Yesterday, Jesse Liauw-A-Fong, a student of the Master of Software Engineering program at UvA, defended his thesis Local Anomaly Detection in Smart Public Transport Vehicles. This research was conducted externally at a company called Ximedes. Jessie’s research is addressing the problem of detecting anomalies, such as a loss of cloud connection, in Smart Public Transport Vehicles (SPTV), such as buses, trams, and metros, comprising many complex heterogeneous systems. It emphasizes the importance of local, context-aware anomaly detection due to the dynamic nature of SPTVs and explores the generalization of anomaly detection, particularly addressing performance, normal region, and quality challenges. The research proposes a unified data collection framework comparing agent-based and agent-less methods, advocating for an agent-based approach for its adaptability and integration ease. It also quantitatively evaluates three local anomaly detection algorithms on real data from a specific bus line. We thank Jessie for his contributions to our research and wish him the best of luck in his future career.
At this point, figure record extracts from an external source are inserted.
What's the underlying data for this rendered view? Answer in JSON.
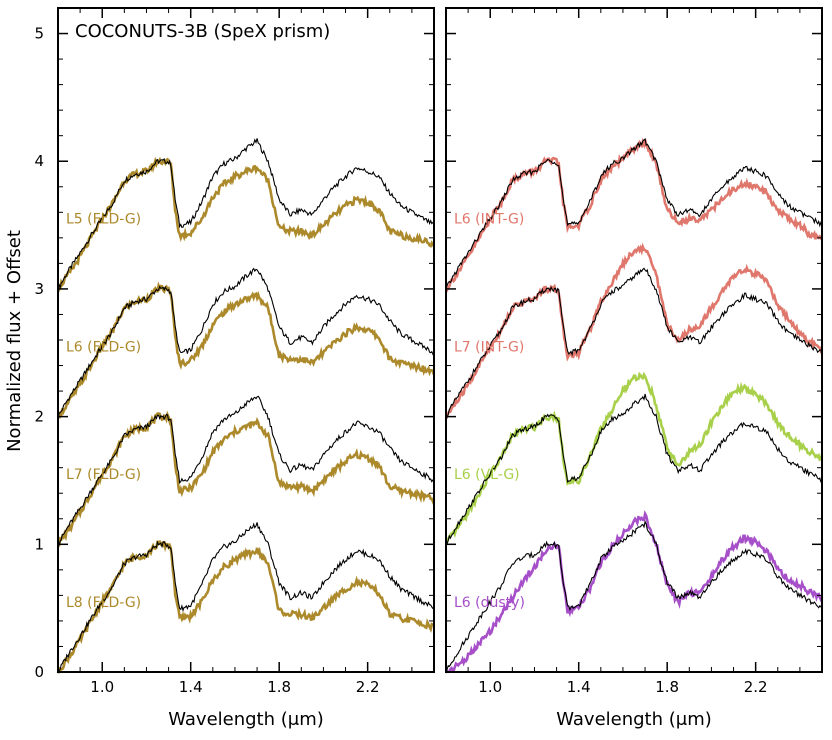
{
  "figure": {
    "ylabel": "Normalized flux + Offset",
    "xlabel": "Wavelength (μm)"
  },
  "chart_data": [
    {
      "type": "line",
      "title": "COCONUTS-3B (SpeX prism)",
      "xlabel": "Wavelength (μm)",
      "ylabel": "Normalized flux + Offset",
      "xlim": [
        0.8,
        2.5
      ],
      "ylim": [
        0,
        5.2
      ],
      "x_ticks": [
        1.0,
        1.4,
        1.8,
        2.2
      ],
      "x_tick_labels": [
        "1.0",
        "1.4",
        "1.8",
        "2.2"
      ],
      "y_ticks": [
        0,
        1,
        2,
        3,
        4,
        5
      ],
      "y_tick_labels": [
        "0",
        "1",
        "2",
        "3",
        "4",
        "5"
      ],
      "grid": false,
      "offsets": [
        3.0,
        2.0,
        1.0,
        0.0
      ],
      "series": [
        {
          "name": "L5 (FLD-G)",
          "color": "#ac8a2c",
          "offset": 3.0,
          "template": "fldg"
        },
        {
          "name": "L6 (FLD-G)",
          "color": "#ac8a2c",
          "offset": 2.0,
          "template": "fldg"
        },
        {
          "name": "L7 (FLD-G)",
          "color": "#ac8a2c",
          "offset": 1.0,
          "template": "fldg"
        },
        {
          "name": "L8 (FLD-G)",
          "color": "#ac8a2c",
          "offset": 0.0,
          "template": "fldg"
        }
      ]
    },
    {
      "type": "line",
      "xlabel": "Wavelength (μm)",
      "xlim": [
        0.8,
        2.5
      ],
      "ylim": [
        0,
        5.2
      ],
      "x_ticks": [
        1.0,
        1.4,
        1.8,
        2.2
      ],
      "x_tick_labels": [
        "1.0",
        "1.4",
        "1.8",
        "2.2"
      ],
      "y_ticks": [
        0,
        1,
        2,
        3,
        4,
        5
      ],
      "grid": false,
      "offsets": [
        3.0,
        2.0,
        1.0,
        0.0
      ],
      "series": [
        {
          "name": "L6 (INT-G)",
          "color": "#e0776c",
          "offset": 3.0,
          "template": "intg6"
        },
        {
          "name": "L7 (INT-G)",
          "color": "#e0776c",
          "offset": 2.0,
          "template": "intg7"
        },
        {
          "name": "L6 (VL-G)",
          "color": "#a8d04a",
          "offset": 1.0,
          "template": "vlg"
        },
        {
          "name": "L6 (dusty)",
          "color": "#a64fc9",
          "offset": 0.0,
          "template": "dusty"
        }
      ]
    }
  ],
  "spectra": {
    "wavelength": [
      0.8,
      0.85,
      0.9,
      0.95,
      1.0,
      1.05,
      1.1,
      1.15,
      1.2,
      1.25,
      1.29,
      1.31,
      1.33,
      1.35,
      1.36,
      1.4,
      1.45,
      1.5,
      1.55,
      1.6,
      1.65,
      1.7,
      1.75,
      1.8,
      1.85,
      1.9,
      1.95,
      2.0,
      2.05,
      2.1,
      2.15,
      2.2,
      2.25,
      2.3,
      2.35,
      2.4,
      2.45,
      2.5
    ],
    "coconuts_3b": [
      0.0,
      0.15,
      0.28,
      0.42,
      0.55,
      0.68,
      0.85,
      0.9,
      0.92,
      1.0,
      1.0,
      0.98,
      0.7,
      0.5,
      0.5,
      0.52,
      0.68,
      0.88,
      0.98,
      1.02,
      1.1,
      1.16,
      1.0,
      0.7,
      0.58,
      0.62,
      0.58,
      0.7,
      0.8,
      0.88,
      0.95,
      0.92,
      0.88,
      0.75,
      0.65,
      0.6,
      0.55,
      0.5
    ],
    "fldg": [
      0.0,
      0.12,
      0.25,
      0.4,
      0.55,
      0.68,
      0.85,
      0.9,
      0.92,
      1.0,
      1.0,
      0.98,
      0.62,
      0.42,
      0.42,
      0.44,
      0.55,
      0.72,
      0.82,
      0.88,
      0.92,
      0.95,
      0.85,
      0.48,
      0.45,
      0.45,
      0.42,
      0.5,
      0.58,
      0.65,
      0.7,
      0.68,
      0.62,
      0.45,
      0.42,
      0.4,
      0.38,
      0.35
    ],
    "intg6": [
      0.0,
      0.12,
      0.25,
      0.4,
      0.55,
      0.68,
      0.85,
      0.9,
      0.92,
      1.0,
      1.0,
      0.98,
      0.68,
      0.48,
      0.48,
      0.5,
      0.65,
      0.85,
      0.95,
      1.02,
      1.1,
      1.15,
      0.98,
      0.62,
      0.52,
      0.55,
      0.55,
      0.62,
      0.7,
      0.78,
      0.82,
      0.8,
      0.75,
      0.62,
      0.55,
      0.5,
      0.42,
      0.38
    ],
    "intg7": [
      0.0,
      0.12,
      0.25,
      0.4,
      0.55,
      0.68,
      0.85,
      0.9,
      0.92,
      1.0,
      1.0,
      0.98,
      0.68,
      0.48,
      0.48,
      0.5,
      0.68,
      0.9,
      1.05,
      1.2,
      1.3,
      1.32,
      1.12,
      0.72,
      0.6,
      0.68,
      0.72,
      0.85,
      0.98,
      1.1,
      1.15,
      1.12,
      1.05,
      0.88,
      0.75,
      0.65,
      0.58,
      0.52
    ],
    "vlg": [
      0.0,
      0.12,
      0.25,
      0.4,
      0.55,
      0.68,
      0.85,
      0.9,
      0.92,
      1.0,
      1.0,
      0.98,
      0.68,
      0.48,
      0.48,
      0.5,
      0.68,
      0.9,
      1.05,
      1.2,
      1.3,
      1.32,
      1.1,
      0.75,
      0.62,
      0.72,
      0.78,
      0.95,
      1.08,
      1.2,
      1.22,
      1.18,
      1.1,
      0.95,
      0.85,
      0.78,
      0.72,
      0.68
    ],
    "dusty": [
      0.0,
      0.05,
      0.12,
      0.22,
      0.32,
      0.45,
      0.58,
      0.72,
      0.82,
      0.95,
      1.0,
      0.98,
      0.68,
      0.48,
      0.48,
      0.5,
      0.65,
      0.85,
      0.98,
      1.08,
      1.18,
      1.22,
      1.0,
      0.68,
      0.55,
      0.62,
      0.62,
      0.75,
      0.88,
      0.98,
      1.05,
      1.02,
      0.95,
      0.8,
      0.72,
      0.68,
      0.62,
      0.58
    ]
  }
}
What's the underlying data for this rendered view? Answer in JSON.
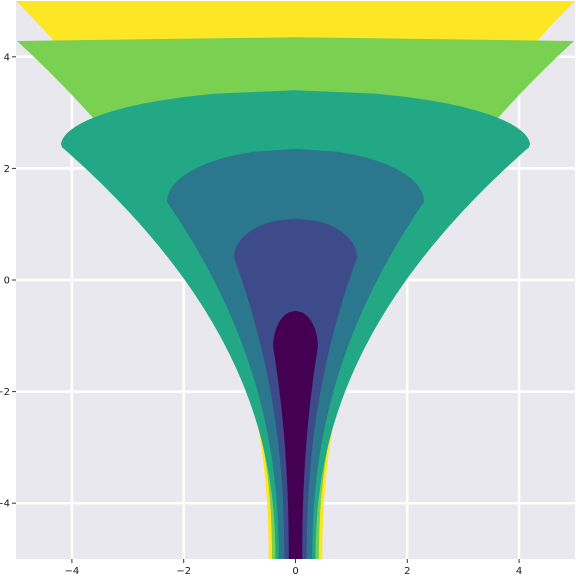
{
  "chart_data": {
    "type": "contour",
    "title": "",
    "xlabel": "",
    "ylabel": "",
    "xlim": [
      -5,
      5
    ],
    "ylim": [
      -5,
      5
    ],
    "grid": true,
    "background_color": "#e8e8ee",
    "grid_color": "#ffffff",
    "x_ticks": [
      -4,
      -2,
      0,
      2,
      4
    ],
    "y_ticks": [
      -4,
      -2,
      0,
      2,
      4
    ],
    "x_tick_labels": [
      "−4",
      "−2",
      "0",
      "2",
      "4"
    ],
    "y_tick_labels": [
      "−4",
      "−2",
      "0",
      "2",
      "4"
    ],
    "levels": [
      {
        "name": "level-1",
        "color": "#440154",
        "center_x": 0.0,
        "bottom_y": -5.0,
        "top_y": -0.55,
        "max_half_width": 0.4,
        "width_at_bottom": 0.12,
        "bulge_y": -1.2
      },
      {
        "name": "level-2",
        "color": "#3d4b8a",
        "center_x": 0.0,
        "bottom_y": -5.0,
        "top_y": 1.1,
        "max_half_width": 1.1,
        "width_at_bottom": 0.2,
        "bulge_y": 0.4
      },
      {
        "name": "level-3",
        "color": "#2a778e",
        "center_x": 0.0,
        "bottom_y": -5.0,
        "top_y": 2.35,
        "max_half_width": 2.3,
        "width_at_bottom": 0.3,
        "bulge_y": 1.4
      },
      {
        "name": "level-4",
        "color": "#22a884",
        "center_x": 0.0,
        "bottom_y": -5.0,
        "top_y": 3.4,
        "max_half_width": 4.2,
        "width_at_bottom": 0.36,
        "bulge_y": 2.4
      },
      {
        "name": "level-5",
        "color": "#7ad151",
        "center_x": 0.0,
        "bottom_y": -5.0,
        "top_y": 4.35,
        "max_half_width": 5.0,
        "width_at_bottom": 0.42,
        "bulge_y": 4.3
      },
      {
        "name": "level-6",
        "color": "#fde725",
        "center_x": 0.0,
        "bottom_y": -5.0,
        "top_y": 5.0,
        "max_half_width": 5.0,
        "width_at_bottom": 0.48,
        "bulge_y": 5.0
      }
    ]
  }
}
MasCot Program: Bridging Academia and Industry for High-Tech Innovation in Bits & Chips Feature
An article about strategic academic programming at TNO-ESI has appeared in Bits & Chips. The MasCot program, a collaboration co-funded by ESI and the Dutch research council NWO, is designed to tackle the increasing complexity of high-tech equipment. The program addresses the pressing need for advanced engineering methodologies through four projects covering essential topics, such as design space exploration during early system design, scheduling, verification, and restructuring of evolving software. In the article, I explain how the 3-million-euro program facilitates the transition of academic research into practical industrial applications, creating an innovation funnel that spans from academic research through applied research to industrial embedding. The program’s strategic approach not only mitigates the risks associated with high-reward, complex projects but also fosters a symbiotic relationship between academia, industry, and TNO, allowing for a continuous exchange of knowledge, challenges, and innovations.
Master Thesis Shines Light on Hardware Dimensioning for Cyber-Physical Systems
On Wednesday, Marijn Vollaard defended his master thesis “Hardware Dimensioning for Microservice-based Cyber-Physical Systems: A Profiling and Performance Prediction Method” at the University of Amsterdam. This research has been supervised by Ben Pronk and myself as a part of a project with TNO-ESI.
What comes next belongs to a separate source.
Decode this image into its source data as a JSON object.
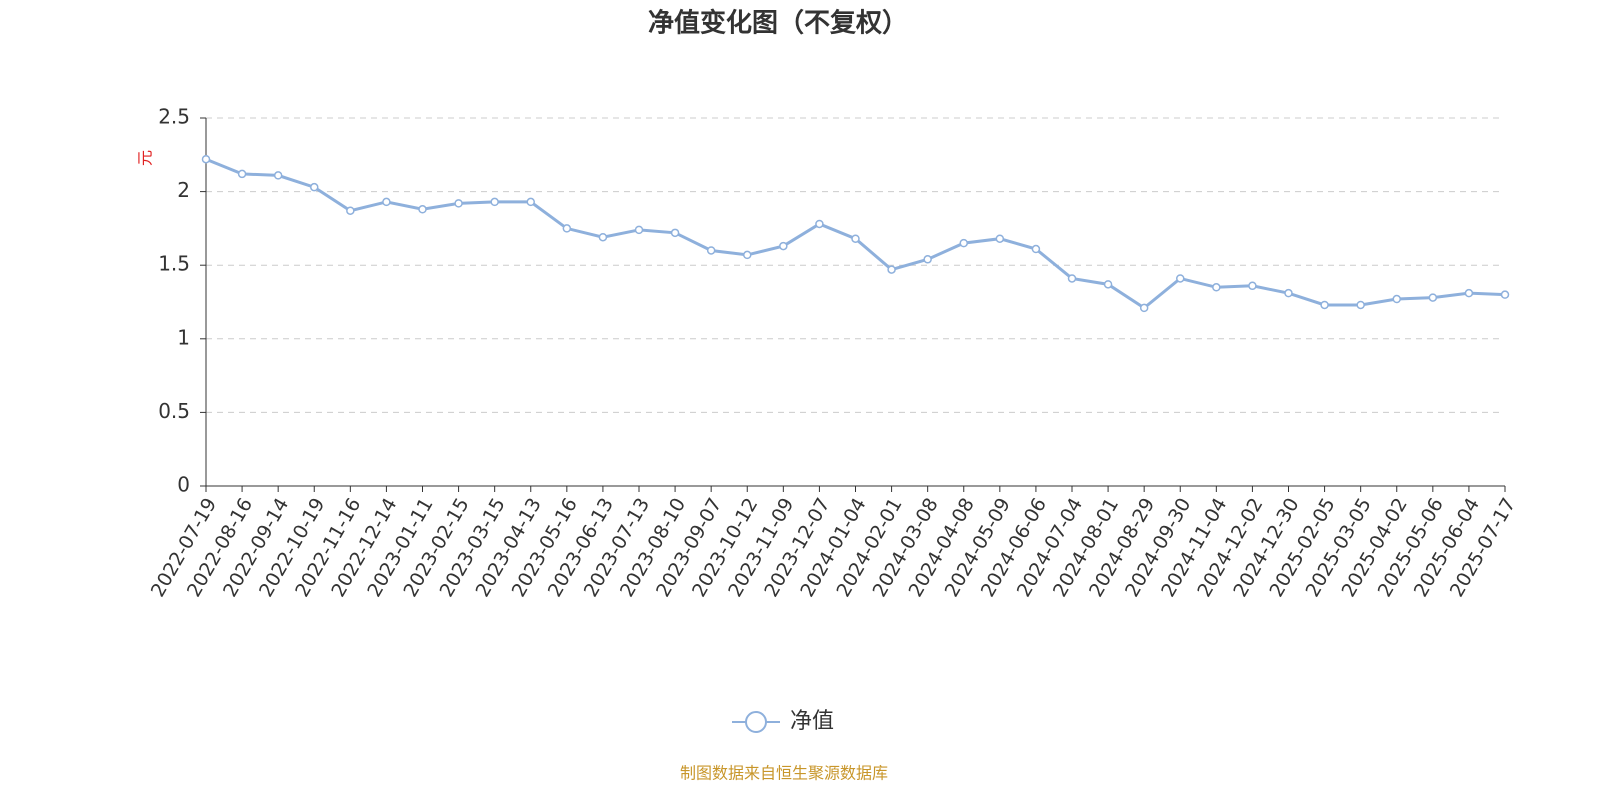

The thesis addresses the problem of determining the number of homogeneous compute nodes needed for a particular variant of a cyber-physical system to meet its timing requirements. This is important in early discussions with customers and bidding processes, since it affects the size and cost of the resulting system. To this end, the thesis proposes a structured hardware dimensioning methodology comprising a profiling method and a performance prediction method. The four novel contributions of the thesis are: 1) A component-based profiling method, 2) a performance prediction method, 3) a structured hardware dimensioning methodology, and 4) validation of the approach, using a case study that represents a prototype of a CPS. Experimental evaluations on the case study show that the predicted performance differs from measurements on the application by at most 20%, which is satisfactory for hardware dimensioning decisions for new product variants.
The defense went well and Marijn confidently presented his story and convincingly answered the questions of the audience. The examination committee, impressed by his work, awarded his thesis a well-deserved grade of 8. As we bid farewell to Marijn, embarking on his next career adventure, we also extend our heartfelt congratulations. He certainly has much to be proud of. We wish him all the best on his travels and in his future pursuits.